Going into Cousins’ sophomore season in 2009, Keith Nichol transferred from Oklahoma, and it was game on.
“He took that as an insult and felt like he had to prove himself all over again and win the starting job there,” then-Michigan State quarterbacks coach Dave Warner said last week. “I think the same thing’s happening right now at (the NFL) level. He had a very good year last year, but maybe people are wondering if he can do it again.”
Cousins was at his best when he was in prove-it mode in college and finds himself in a similar position as the Washington Redskins’ new franchise quarterback. A fourth-round pick in 2012, Cousins sat behind Robert Griffin III before winning the starting job a year ago. Cousins is unquestionably No. 1 but didn’t get the long-term deal he wanted.
Cousins is playing this season with the franchise tag — which means a “pretty good raise” to $19.95 million — and said he isn’t lying awake at night worrying about his future. Instead, he’s focused on the next step of becoming more consistent and earning a contract and elite status in the NFL.
“I had a four-year deal as a rookie, but it didn’t feel like a four-year deal — it felt like a one-day deal every single day I was here,” Cousins said. “I don’t think things have changed a whole lot in that regard. I’ve got to go out there and prove myself each and every game of every season. When you do that, I think the rest will take care of itself.”
At 28, Cousins has made the Redskins his team in his own way, less flashy than Griffin except for his demonstrative celebrations in games and on the practice field. He wants the Redskins to be the San Antonio Spurs of the NFL: somewhat boring and without drama but unflinchingly successful.
While Cousins aims to get the job done without much fanfare, teammates and coaches see a defiant confidence in him. Coach Jay Gruden believes it’s at “an all-time high” but without cockiness.
“He also understands he’s got a lot of work to do and he’s not afraid to put the work in,” Gruden said. “He’s a gym rat, he’s a film rat. That’s just what you need to be a successful quarterback in this league.
“The great quarterbacks are that way in their first year and in their 15th year. That’s the way you have to be at the position, and he’s got the mental makeup to be a great one.”

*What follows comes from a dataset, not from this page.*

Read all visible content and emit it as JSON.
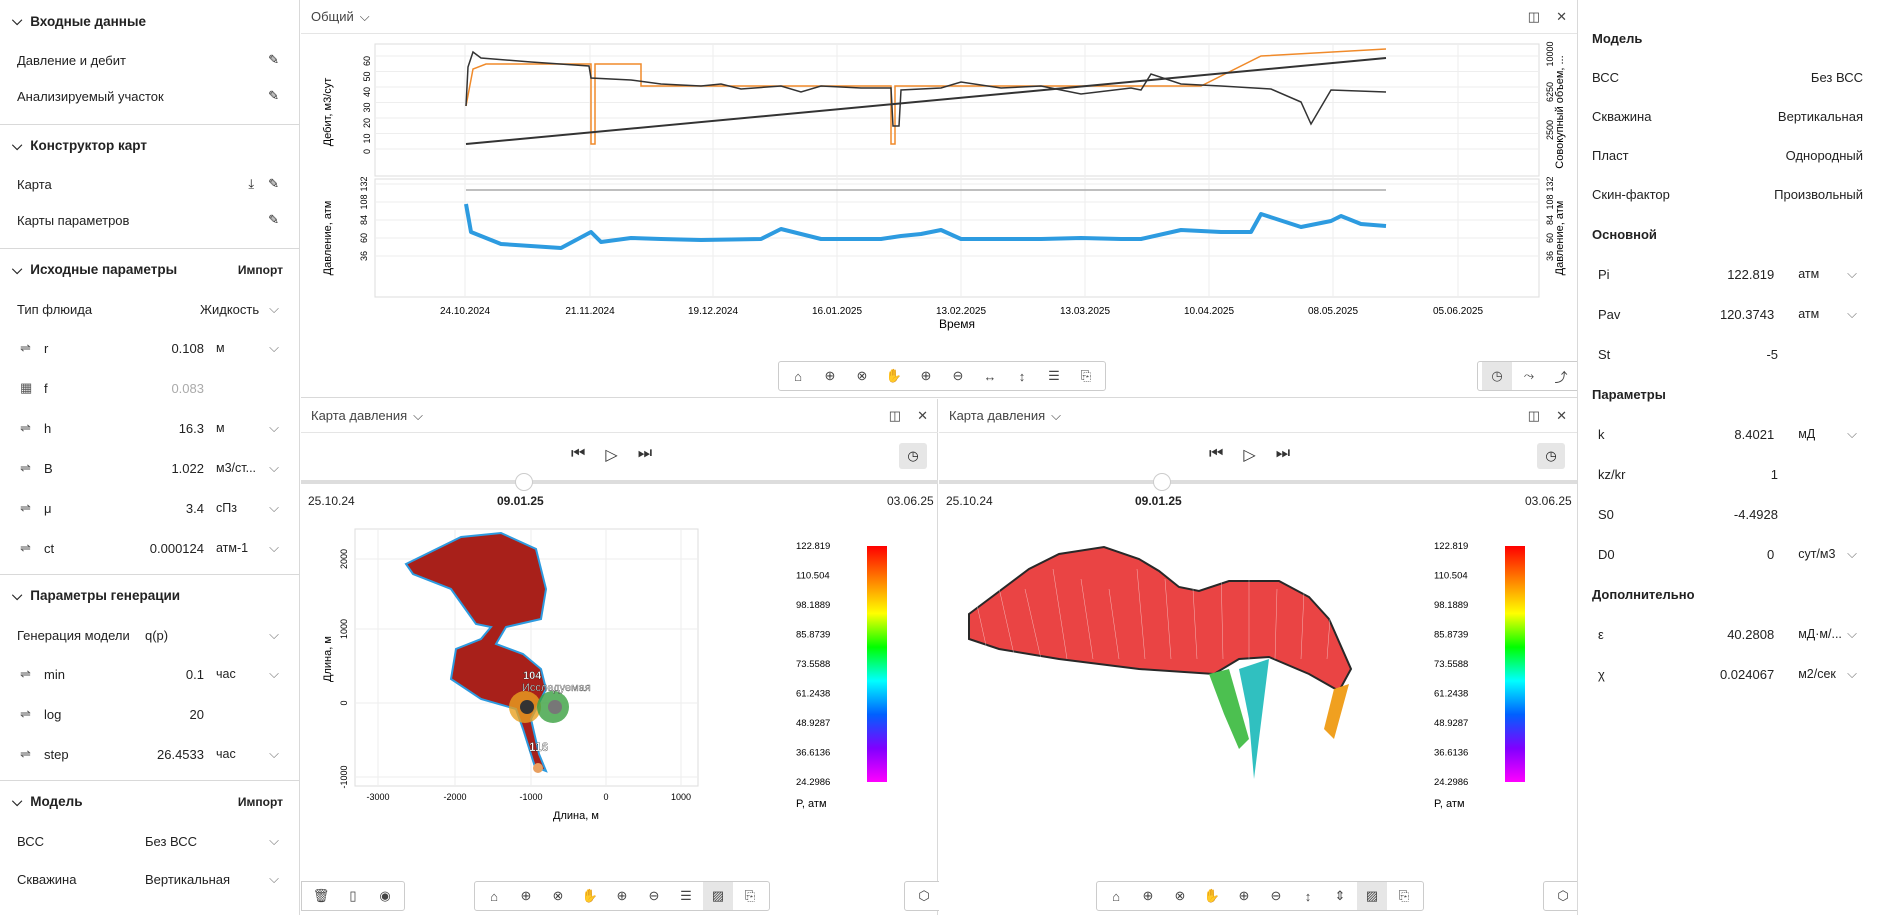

Cousins believes he’s better than he was a year ago — “I don’t know how to measure it, but you give me a measuring system and maybe I can tell you,” he said. Quarterbacks coach Matt Cavanaugh points to a comeback victory against Tampa Bay last season as a moment of growth for Cousins, who he said has the knowledge of the offense down and is working on different cadences, fakes and targets.
Now Michigan State’s co-offensive coordinator, Warner sees Cousins more comfortable and willing to take off and run with the ball. Just as Cavanaugh believes no quarterback turns pro knowing how to do it all, Cousins remains a work in progress.
“The good thing about him is he’s not content,” Cavanaugh said. “He sees a lot more improvement to be made, and that’s what he’s striving for. Being on the bench watching is OK, but there’s nothing like getting your reps and making something happen to start to believe in yourself.”
Cousins threw for 29 touchdowns and a franchise-record 4,166 yards and had a league-best completion percentage of 69.8 in his first season as the starter. That made the Redskins’ decision to start him over Griffin look like a smart move.
Not having to win the job at training camp, Cousins looked more relaxed and appeared to be having more fun.
“The biggest thing that’s changed has been his confidence,” running back Chris Thompson said. “I think for him, also, it’s sort of a relief now because he knows he’s the guy. At some point in their career, every quarterback wants to feel that because then the nerves sort of go away and they’re able to relax a little bit.”
While relaxed, Cousins is far from complacent though he can be comfortable in his job status. Teammates rallied around him as he led the Redskins to the NFC East title last season and Griffin is now in Cleveland.
“He’s the franchise quarterback,” receiver DeSean Jackson said. “He doesn’t really have to worry about nobody on his heels and he’s doing everything you ask to do in a franchise quarterback.”